It's been a while. I've been getting distracted by all things geeky. I thought I'd share this though.
I became curious by the Apple-1, the original must have Apple product, the Ford Model T of computers if you like. All you got was a circuit board, but no keyboard or monitor (a bit like the raspberry Pi of its day). I decided to look for an emulator for it, and at this stage knew nothing of the Apple-1's underpinnings. It wasn't a Z80 but my old friend the 6502. I've not touched the 6502 since secondary school when I used to play with the Commodore PET/CBM in the early 80's.
I got the Pom-1 emulator in Java flavor and downloaded the Apple-1 manual.

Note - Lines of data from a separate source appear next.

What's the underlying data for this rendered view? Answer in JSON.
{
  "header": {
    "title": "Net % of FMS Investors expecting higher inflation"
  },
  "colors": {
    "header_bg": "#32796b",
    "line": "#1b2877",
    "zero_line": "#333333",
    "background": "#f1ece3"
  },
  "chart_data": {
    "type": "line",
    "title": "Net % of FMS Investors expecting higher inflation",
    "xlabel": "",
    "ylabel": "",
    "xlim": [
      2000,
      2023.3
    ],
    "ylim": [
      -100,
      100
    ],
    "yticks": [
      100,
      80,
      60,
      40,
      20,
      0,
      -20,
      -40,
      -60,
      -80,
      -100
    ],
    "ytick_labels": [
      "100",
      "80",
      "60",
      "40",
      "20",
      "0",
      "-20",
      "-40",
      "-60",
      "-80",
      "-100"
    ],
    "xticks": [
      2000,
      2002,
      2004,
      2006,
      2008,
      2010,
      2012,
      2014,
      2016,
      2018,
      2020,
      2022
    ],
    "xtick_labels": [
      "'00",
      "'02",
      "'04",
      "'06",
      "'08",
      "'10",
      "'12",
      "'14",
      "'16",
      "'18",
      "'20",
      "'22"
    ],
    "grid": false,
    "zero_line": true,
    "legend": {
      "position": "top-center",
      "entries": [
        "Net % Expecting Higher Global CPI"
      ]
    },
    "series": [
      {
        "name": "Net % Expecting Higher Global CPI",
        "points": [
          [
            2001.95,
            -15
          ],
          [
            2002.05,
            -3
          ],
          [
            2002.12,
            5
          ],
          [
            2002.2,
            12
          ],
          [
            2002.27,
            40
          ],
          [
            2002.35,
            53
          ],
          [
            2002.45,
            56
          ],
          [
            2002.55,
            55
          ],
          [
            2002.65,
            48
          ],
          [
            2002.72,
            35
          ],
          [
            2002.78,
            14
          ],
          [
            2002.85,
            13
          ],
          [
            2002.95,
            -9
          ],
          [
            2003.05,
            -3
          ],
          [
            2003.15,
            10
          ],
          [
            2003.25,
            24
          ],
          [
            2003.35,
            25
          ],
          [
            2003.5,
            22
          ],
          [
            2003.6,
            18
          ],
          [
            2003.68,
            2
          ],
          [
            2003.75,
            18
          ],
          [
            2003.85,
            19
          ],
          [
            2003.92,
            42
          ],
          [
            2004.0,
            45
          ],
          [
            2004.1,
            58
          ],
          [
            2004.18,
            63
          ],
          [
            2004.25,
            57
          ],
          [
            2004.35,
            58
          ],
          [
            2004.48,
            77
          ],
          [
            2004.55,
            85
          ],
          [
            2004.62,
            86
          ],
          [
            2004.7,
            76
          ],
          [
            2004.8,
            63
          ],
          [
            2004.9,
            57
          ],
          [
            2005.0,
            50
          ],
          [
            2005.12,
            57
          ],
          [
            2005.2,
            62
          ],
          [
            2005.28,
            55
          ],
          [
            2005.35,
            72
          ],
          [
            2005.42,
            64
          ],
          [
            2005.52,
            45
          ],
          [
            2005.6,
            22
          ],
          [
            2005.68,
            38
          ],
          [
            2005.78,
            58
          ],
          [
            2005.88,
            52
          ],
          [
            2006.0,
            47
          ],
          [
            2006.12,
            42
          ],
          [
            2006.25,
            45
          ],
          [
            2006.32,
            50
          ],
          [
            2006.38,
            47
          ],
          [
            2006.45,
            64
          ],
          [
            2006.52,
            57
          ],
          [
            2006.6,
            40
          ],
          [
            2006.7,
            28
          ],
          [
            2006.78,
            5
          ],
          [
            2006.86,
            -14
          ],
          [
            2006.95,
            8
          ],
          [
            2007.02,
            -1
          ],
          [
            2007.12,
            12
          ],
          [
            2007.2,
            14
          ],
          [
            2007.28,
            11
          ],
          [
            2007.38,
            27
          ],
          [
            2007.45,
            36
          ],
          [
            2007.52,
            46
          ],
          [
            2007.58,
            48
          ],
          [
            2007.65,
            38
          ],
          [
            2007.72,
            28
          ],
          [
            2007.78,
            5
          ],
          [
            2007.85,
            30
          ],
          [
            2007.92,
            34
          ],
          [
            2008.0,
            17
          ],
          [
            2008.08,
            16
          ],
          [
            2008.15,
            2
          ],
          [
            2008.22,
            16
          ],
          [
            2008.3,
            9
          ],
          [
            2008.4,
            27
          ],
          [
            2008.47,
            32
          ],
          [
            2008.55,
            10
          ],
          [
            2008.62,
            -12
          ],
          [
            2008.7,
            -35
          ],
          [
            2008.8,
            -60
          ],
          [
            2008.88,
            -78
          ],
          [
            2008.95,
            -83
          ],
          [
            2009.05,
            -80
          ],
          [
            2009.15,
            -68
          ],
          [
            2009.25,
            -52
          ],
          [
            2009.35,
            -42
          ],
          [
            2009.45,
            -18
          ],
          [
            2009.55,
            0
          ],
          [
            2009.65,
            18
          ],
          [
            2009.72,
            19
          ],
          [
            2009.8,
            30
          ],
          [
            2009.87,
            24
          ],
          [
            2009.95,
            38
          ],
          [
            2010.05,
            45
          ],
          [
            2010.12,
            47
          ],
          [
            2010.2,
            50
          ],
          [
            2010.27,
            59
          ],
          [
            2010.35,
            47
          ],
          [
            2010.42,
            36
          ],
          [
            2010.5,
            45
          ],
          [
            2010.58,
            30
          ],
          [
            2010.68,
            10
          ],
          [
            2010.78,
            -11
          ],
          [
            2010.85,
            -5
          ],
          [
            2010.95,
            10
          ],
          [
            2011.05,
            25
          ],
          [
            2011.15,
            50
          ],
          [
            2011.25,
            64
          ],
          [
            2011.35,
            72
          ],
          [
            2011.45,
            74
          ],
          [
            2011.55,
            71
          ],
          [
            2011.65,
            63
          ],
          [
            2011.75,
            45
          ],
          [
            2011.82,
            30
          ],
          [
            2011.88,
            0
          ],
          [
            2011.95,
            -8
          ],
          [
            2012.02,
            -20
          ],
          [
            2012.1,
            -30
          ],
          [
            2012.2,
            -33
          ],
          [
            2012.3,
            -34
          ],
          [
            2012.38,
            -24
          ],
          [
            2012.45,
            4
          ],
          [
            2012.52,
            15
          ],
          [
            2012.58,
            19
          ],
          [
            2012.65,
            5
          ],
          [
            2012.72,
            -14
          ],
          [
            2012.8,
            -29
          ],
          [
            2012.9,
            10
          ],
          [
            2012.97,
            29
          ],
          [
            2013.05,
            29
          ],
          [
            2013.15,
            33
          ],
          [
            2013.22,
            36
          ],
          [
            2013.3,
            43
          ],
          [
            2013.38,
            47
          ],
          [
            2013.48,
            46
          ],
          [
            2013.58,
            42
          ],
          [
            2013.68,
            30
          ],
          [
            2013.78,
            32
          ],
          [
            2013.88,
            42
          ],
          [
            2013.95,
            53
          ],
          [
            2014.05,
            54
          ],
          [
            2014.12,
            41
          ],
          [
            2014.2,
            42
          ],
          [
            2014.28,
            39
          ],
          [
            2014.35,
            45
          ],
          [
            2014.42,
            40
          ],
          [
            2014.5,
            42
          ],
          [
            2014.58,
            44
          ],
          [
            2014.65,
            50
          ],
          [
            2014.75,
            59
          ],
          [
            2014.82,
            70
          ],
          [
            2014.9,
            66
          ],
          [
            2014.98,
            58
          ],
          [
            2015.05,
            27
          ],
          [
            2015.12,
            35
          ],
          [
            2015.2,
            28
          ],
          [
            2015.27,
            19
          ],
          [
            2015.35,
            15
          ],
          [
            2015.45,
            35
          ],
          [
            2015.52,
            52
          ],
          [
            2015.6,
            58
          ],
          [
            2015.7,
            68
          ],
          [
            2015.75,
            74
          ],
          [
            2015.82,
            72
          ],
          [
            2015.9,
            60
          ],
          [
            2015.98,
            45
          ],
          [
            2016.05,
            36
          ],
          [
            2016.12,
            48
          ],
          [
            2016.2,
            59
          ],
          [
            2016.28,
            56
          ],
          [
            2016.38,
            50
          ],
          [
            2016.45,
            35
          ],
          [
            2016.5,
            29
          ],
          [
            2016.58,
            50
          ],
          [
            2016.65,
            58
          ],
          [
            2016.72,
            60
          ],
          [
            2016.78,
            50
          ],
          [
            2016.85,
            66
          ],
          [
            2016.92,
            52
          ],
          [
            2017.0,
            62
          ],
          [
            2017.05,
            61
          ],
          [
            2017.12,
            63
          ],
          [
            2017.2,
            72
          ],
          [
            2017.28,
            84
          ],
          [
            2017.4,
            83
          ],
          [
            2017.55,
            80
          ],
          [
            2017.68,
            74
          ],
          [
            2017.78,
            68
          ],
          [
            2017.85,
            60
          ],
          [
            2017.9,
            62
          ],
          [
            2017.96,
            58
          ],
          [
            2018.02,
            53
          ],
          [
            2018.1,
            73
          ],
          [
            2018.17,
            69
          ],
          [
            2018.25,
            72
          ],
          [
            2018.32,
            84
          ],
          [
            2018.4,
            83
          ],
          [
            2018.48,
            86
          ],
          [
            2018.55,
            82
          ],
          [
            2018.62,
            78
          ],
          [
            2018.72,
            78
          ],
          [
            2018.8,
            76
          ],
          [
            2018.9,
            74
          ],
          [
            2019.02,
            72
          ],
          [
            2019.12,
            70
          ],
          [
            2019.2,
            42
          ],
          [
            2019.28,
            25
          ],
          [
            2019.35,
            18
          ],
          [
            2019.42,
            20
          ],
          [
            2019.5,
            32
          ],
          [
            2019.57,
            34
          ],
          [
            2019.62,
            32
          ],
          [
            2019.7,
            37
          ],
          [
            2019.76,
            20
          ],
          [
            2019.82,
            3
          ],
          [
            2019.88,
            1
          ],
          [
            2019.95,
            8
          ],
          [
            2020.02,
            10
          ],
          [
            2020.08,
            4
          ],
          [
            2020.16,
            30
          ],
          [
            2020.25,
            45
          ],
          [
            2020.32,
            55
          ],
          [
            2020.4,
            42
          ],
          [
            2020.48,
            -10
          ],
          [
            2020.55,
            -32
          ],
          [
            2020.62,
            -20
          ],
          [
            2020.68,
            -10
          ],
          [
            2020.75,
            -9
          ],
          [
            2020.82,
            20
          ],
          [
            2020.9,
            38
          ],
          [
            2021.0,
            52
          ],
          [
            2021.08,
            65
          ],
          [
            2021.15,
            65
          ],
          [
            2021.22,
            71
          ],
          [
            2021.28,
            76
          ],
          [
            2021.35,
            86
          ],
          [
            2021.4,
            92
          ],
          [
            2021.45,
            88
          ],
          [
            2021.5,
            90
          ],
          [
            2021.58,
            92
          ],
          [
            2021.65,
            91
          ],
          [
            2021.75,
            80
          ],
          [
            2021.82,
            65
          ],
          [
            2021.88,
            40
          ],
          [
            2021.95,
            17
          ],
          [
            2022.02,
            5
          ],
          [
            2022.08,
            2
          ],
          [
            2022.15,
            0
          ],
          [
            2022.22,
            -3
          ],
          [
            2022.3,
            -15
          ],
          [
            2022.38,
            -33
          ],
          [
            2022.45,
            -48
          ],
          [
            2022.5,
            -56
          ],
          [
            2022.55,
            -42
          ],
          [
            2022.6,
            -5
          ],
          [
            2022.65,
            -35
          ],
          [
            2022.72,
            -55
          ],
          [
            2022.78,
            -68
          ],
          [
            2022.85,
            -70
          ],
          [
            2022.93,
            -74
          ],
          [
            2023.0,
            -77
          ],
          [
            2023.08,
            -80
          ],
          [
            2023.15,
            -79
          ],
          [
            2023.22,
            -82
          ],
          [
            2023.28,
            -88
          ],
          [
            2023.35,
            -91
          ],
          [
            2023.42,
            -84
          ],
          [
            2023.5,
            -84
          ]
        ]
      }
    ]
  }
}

I soon realised that to program the Apple-1 you just entered 6502 machine codes and ran the machine code programs. No BASIC interpreter (although there is a 6502 program for the Apple-1 that you can load in to get BASIC). So I set about relearning 6502 machine language and so far my efforts have resulted in my first "Hello World!" program.
Here's a screenshot of the code and it running:
\ is the only screen indication that the Apple-1 is alive. 0.22 displays the first 23 bytes and R runs from address 0.
Why is this relevant? Well this is something like what I want to build with the Z80
In theory, you have 4 digit RAM and I have 8. So I was wondering if you had SIMM, because I have DIMM. It makes sense to me that DIMM ment two 4 digit machine codes per line?